Inside the hall, the concert began with new music, albeit only a few minutes of it. Commissioned by the Musicians Benevolent Fund, Peter Maxwell Davies's Musica Benevolens is a kind of choral fanfare, three sections of almost simplistic melody or chant punctuated by more complex orchestral weaving, which, in context sounds starkly less secure. The final peroration made quite an impact, with six military trumpets cartwheeling around the music of their orchestral counterparts.
The Hyde Park audience did at least get a live performance from pianist Lang Lang, who could probably teach Ronan Keating how to work a crowd. Inside the hall, too, he seemed the right soloist for the occasion, and with Liszt's Piano Concerto No. 1 he was playing the right piece. Other pianists have found more to say with this music, yet there was plenty that was thoughtful and tender, and the showiest passages had an irresistible cat-and-mouse playfulness. He was even more teasing in Chopin's Grande Polonaise Brillante.
Energetic under Gardner, the orchestra showed its mettle in Bartók's Miraculous Mandarin suite, and the unaccompanied choir was touching in Percy Grainger's arrangement of the Scottish folk song Mo Nighean Dubh. Including Britten's Young Person's Guide to the Orchestra was perhaps taking the Proms' founding educational mandate a bit far, but the orchestra breezed through it, and Jenny Agutter brought Wendy Cope's new narration to life.

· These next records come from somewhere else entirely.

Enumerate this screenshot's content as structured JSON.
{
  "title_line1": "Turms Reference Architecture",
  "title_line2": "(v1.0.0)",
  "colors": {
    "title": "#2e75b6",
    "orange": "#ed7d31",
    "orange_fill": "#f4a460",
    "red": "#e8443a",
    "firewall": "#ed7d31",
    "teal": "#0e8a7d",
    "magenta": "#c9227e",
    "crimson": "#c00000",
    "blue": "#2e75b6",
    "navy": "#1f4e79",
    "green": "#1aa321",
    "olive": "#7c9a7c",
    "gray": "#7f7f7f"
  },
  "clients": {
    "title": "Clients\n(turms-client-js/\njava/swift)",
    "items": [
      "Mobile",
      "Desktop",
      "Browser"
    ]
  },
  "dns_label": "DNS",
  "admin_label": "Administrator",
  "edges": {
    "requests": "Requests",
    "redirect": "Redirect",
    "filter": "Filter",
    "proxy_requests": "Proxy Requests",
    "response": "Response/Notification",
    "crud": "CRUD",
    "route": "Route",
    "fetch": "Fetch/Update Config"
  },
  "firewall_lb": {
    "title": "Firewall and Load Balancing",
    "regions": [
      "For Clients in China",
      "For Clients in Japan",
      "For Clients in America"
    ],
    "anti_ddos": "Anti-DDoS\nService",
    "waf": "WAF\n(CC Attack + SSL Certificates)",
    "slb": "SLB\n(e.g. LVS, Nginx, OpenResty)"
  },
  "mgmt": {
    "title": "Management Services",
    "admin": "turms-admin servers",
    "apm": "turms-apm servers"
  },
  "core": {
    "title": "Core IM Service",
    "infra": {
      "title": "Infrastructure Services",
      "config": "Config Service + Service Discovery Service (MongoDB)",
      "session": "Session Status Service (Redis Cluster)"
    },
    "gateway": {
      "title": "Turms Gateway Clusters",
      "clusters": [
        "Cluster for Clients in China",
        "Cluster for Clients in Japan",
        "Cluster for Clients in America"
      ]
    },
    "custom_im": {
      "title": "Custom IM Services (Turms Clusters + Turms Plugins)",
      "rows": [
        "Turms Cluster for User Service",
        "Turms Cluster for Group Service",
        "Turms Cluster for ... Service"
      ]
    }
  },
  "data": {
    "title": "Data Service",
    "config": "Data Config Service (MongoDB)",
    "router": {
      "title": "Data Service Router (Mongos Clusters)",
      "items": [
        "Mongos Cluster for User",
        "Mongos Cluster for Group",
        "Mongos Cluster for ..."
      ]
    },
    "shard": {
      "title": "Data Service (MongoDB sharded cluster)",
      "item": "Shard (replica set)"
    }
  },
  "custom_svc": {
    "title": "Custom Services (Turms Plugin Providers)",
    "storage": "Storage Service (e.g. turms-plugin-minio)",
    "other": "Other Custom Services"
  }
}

Soprano Susan Bullock sang Rule Britannia dressed as a Valkyrie bearing British symbols, a flashing daffodil on her breastplate, imperious even as her winged helmet fell off. She was less in her element leading singalongs of Climb Ev'ry Mountain and You'll Never Walk Alone. But in the first half she had been stunning in Brünnhilde's Immolation Scene from Wagner's Götterdämmerung, her voice soaringly, movingly direct. This is the kind of singer the Last Night should be celebrating.